She delicately raised the burger to his mouth, grease and red drippings falling beyond what the thick sesame seed bun could contain, and took a satisfying chomp. Despite the other patrons in the fast food restaurant giving them obvious space, only venturing to stare peripherally, none of it bothered Craig, also known as the incredible Mr. Immortal.
He was used to that kind of attention, after all. Dating a pink dinosaur/human hybrid tended to have that affect, along with his red and blue uniform. He rarely took it off, declaring that evil was always afoot and he needed to be at the ready just in case some supervillain arose.
He took superheroing seriously, even if other heroes didn’t offer him the same level of respect. That didn’t bother him, either. The job mattered. The respect would come all on its own. Besides, hadn’t Spider-Man started out as a sideshow wrestler or something? And look at him now! On the front page of virtually every edition of the Daily Bugle since he donned the webs.

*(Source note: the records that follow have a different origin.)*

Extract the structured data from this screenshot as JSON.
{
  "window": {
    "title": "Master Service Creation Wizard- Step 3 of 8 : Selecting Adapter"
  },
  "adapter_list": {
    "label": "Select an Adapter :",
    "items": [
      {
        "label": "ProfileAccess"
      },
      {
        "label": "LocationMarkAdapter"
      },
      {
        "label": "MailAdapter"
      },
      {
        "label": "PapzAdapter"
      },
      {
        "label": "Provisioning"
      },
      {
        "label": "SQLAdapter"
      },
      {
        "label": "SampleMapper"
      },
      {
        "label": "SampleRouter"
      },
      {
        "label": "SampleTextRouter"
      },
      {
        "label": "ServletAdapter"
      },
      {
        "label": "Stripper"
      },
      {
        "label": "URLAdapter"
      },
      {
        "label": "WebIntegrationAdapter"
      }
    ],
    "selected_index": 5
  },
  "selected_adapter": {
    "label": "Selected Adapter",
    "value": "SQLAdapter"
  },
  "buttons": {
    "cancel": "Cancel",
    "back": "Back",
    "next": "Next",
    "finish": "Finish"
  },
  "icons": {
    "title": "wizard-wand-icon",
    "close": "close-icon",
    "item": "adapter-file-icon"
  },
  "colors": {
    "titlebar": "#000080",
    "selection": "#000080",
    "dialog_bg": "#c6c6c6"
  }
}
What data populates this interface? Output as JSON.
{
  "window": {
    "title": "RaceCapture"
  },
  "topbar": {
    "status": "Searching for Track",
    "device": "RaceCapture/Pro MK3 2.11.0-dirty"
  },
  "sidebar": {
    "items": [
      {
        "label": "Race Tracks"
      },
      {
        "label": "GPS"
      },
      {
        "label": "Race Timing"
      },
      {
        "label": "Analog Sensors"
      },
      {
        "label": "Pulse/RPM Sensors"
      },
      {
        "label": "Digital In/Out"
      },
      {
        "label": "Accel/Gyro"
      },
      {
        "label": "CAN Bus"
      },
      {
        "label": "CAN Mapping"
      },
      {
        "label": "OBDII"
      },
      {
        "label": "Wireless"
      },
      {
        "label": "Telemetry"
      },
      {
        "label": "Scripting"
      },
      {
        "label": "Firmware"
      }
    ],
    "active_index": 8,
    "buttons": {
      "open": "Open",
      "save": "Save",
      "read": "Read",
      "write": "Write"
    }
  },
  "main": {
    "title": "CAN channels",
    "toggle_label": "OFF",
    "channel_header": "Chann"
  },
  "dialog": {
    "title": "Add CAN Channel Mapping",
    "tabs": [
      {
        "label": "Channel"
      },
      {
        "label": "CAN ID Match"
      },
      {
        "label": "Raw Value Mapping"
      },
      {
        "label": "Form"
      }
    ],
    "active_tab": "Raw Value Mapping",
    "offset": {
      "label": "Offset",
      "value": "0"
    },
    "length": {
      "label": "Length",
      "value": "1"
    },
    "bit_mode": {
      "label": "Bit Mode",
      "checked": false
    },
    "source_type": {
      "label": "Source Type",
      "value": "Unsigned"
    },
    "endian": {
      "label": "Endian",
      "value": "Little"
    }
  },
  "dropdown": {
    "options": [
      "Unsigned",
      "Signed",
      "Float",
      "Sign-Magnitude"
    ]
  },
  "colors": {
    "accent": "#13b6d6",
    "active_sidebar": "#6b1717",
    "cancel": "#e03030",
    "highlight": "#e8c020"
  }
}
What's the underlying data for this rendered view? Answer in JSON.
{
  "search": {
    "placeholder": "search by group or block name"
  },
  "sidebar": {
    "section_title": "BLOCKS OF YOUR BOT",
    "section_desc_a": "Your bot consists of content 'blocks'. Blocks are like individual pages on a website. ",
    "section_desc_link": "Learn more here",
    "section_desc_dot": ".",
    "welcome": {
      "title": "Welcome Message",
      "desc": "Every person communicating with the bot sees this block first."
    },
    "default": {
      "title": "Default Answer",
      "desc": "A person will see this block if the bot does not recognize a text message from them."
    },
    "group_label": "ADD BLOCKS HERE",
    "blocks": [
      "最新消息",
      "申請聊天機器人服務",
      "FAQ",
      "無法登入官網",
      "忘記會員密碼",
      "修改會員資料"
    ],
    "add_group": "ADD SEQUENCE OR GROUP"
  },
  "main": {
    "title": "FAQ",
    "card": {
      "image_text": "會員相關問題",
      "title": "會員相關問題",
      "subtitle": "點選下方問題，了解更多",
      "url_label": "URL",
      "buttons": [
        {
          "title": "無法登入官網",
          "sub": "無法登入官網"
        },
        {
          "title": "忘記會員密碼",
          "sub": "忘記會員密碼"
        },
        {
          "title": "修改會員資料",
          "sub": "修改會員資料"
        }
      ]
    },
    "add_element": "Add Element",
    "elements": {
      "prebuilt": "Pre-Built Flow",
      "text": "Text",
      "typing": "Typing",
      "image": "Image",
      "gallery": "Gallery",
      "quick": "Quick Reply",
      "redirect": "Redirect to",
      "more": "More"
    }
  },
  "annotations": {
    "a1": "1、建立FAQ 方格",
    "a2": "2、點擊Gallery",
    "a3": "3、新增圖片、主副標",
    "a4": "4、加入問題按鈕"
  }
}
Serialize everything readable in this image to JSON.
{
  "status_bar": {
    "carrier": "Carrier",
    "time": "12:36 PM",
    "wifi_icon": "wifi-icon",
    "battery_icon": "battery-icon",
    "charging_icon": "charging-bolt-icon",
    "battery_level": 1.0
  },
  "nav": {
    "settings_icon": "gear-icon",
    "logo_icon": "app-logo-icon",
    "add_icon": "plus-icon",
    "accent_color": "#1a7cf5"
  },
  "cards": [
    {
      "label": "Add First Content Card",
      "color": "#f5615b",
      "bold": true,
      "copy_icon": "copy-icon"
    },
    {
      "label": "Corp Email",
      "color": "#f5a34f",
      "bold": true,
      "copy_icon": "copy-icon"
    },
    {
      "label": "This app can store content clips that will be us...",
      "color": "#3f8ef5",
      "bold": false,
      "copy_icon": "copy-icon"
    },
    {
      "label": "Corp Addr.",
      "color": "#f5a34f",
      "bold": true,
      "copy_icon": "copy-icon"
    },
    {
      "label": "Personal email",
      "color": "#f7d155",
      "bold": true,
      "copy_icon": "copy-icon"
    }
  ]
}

But he would give it all up for her.
Just watching her masticate those fries really made his stomach flip, but it a totally romantic way. The way she gobbled down that burger. The way she wiped her mouth with her talon.
“Dinah,” Mr. Immortal said. “There’s something I wanted to ask you.”
“Please do not offer me cats-up,” Dinah Soar replied.
Craig opened his mouth to reply, but a flash of light coming from outside choked the words back down into his throat. A swirling vortex was quickly arising in the middle of the street, sending pedestrians running in all directions. He couldn’t quite make out what was in the center, but it was dark and it was moving, which meant that this probably wasn’t some freaky weather anomaly.
When Craig turned his attention back to Dinah, she was already up and halfway to the exit. “Hold up!” he called after her.
She pushed through the glass doors, bent her legs slightly, and glanced back over her shoulder at Mr. Immortal. “Hurry yourself!” she said. “We must engage the conflict before innocents are put in danger.”
“But we could—”
“The world needs us!”
She pushed off of the ground and the thin membrane that comprised her pink wings spread out wide, slamming downward with enough force to propel her high into the air. Dinah Soar took to the skies like she had been born there, leaving Craig Hollis to chase after her, ready to lay his life down for whatever cause they were fighting for today.
Several times if necessary.
“You can’t pay me with this!”
The thickly-muscled man wiped beer foam from his beard and looked bewildered at the bartender. “Why?” he asked. “I would say this coin is worth more than what you have in your cash box there. You should feel honored to sate the thirst of a living legend such as myself. So says Hercules!”
Raising his glass to no one in particular, Hercules downed the last of his beer and slammed it on the bar with a satisfying thud.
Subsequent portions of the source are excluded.